Come January, military members may now see a much smaller decrease in their paychecks.
Initially they were going to only have four months to pay back the taxes that were deferred since September.
The provision extends the time frame for service members, Defense Department civilians and federal workers to pay back the 6.2% Social Security tax.
Under guidance from the Internal Revenue Service, defense officials were set to start collecting deferred Social Security payroll taxes from troops’ paychecks in January over a four-month period through April — paying back the extra money that troops received in their paychecks from September through December.
Now that payback would be stretched over 12 months, to Dec. 31, 2021, so the decrease in the paycheck would be one-third of what was previously scheduled.
In August, President Donald Trump signed an executive order requiring the temporary deferral of Social Security payroll taxes for military members and federal civilian employees, from September through December. While that has meant extra money in troops’ paychecks for four months, they must now pay those taxes back.Military Times
The extension of time to pay back the deferred taxes will hopefully alleviate financial stress for military families during the pandemic.

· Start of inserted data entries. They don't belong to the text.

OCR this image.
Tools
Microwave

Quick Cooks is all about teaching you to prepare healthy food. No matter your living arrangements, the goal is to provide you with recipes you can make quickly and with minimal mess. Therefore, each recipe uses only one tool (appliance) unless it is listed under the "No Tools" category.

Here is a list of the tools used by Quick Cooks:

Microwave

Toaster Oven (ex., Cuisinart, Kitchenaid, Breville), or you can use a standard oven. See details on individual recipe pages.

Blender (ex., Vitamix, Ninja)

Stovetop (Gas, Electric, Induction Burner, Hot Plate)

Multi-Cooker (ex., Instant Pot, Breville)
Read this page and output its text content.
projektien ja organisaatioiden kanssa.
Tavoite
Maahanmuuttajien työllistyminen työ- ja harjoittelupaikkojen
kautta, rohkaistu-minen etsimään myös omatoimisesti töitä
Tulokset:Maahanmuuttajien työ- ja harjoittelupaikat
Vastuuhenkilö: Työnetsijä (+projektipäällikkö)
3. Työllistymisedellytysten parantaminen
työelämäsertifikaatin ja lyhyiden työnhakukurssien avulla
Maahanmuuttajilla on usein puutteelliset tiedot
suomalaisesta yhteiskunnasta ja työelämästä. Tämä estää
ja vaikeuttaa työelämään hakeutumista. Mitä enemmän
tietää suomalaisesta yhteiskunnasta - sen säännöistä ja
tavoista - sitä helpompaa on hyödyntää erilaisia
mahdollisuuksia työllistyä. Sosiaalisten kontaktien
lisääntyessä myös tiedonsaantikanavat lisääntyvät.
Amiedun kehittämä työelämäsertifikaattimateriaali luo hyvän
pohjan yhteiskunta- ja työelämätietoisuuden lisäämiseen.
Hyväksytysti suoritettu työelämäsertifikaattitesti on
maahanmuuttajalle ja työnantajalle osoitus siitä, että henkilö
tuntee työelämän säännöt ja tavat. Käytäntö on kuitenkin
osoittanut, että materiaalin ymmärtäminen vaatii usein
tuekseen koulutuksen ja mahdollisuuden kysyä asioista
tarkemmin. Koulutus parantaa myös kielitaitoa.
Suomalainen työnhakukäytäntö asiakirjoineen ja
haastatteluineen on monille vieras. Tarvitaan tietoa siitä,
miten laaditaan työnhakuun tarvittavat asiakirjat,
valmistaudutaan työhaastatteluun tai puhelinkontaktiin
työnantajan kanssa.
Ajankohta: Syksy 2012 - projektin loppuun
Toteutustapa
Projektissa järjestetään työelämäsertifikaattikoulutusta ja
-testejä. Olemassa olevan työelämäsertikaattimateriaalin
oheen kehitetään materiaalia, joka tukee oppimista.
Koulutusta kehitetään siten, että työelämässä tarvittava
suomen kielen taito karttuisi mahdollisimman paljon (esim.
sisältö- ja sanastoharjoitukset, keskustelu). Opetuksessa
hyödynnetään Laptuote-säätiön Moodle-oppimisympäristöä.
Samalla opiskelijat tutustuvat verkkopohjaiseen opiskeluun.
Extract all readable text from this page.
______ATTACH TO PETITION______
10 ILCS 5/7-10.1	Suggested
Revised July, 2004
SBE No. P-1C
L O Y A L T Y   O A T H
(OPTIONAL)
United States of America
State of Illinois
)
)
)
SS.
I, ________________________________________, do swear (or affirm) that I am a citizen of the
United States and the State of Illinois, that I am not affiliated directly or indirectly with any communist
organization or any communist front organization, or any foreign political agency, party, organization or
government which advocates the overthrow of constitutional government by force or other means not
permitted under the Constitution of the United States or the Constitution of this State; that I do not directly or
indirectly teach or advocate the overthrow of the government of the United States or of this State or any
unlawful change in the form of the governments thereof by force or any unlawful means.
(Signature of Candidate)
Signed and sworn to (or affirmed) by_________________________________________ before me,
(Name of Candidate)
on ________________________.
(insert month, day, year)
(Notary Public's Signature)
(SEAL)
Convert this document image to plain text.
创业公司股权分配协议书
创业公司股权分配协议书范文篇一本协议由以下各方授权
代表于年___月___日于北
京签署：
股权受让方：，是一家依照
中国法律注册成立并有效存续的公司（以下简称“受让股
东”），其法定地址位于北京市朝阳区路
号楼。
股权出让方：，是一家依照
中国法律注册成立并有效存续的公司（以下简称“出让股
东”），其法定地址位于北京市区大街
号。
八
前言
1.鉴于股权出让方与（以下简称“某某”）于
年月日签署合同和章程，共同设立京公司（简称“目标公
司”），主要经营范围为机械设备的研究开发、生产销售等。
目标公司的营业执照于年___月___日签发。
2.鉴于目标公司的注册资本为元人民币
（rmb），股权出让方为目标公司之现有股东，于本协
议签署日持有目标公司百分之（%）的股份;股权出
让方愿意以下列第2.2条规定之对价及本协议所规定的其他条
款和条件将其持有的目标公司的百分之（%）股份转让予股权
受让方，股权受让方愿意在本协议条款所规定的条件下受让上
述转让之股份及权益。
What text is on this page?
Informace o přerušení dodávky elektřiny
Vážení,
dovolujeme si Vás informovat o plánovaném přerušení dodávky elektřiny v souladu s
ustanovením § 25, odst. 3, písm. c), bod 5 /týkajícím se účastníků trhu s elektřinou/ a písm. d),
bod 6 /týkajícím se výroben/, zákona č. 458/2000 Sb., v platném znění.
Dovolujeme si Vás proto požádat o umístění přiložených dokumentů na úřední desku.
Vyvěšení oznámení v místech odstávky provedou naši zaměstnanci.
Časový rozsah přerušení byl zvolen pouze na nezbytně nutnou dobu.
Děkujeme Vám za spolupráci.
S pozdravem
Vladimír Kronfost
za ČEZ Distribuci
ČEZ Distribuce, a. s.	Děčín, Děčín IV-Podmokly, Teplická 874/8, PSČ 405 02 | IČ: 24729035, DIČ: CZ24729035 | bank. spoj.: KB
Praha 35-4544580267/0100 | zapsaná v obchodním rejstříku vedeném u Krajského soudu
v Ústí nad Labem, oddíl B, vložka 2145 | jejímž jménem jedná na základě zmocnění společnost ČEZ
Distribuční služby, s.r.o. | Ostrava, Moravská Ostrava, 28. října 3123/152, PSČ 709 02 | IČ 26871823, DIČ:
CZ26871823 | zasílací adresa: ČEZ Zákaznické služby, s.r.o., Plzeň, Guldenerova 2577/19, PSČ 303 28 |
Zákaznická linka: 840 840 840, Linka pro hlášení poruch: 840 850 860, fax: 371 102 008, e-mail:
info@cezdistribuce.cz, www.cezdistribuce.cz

Also included in the bill is direct cash payments to eligible Americans of $600, plus $600 per dependent child. To qualify you must be under the following income thresholds:
- Individual: You must earn less than $75,000 annually
- Head of Household: You must earn less than $112,500 annually
- Married Couple Filing Jointly: You must earn less than $150,000
However many veterans and civilians have shown frustration at the relief payment, saying the amount is not nearly enough.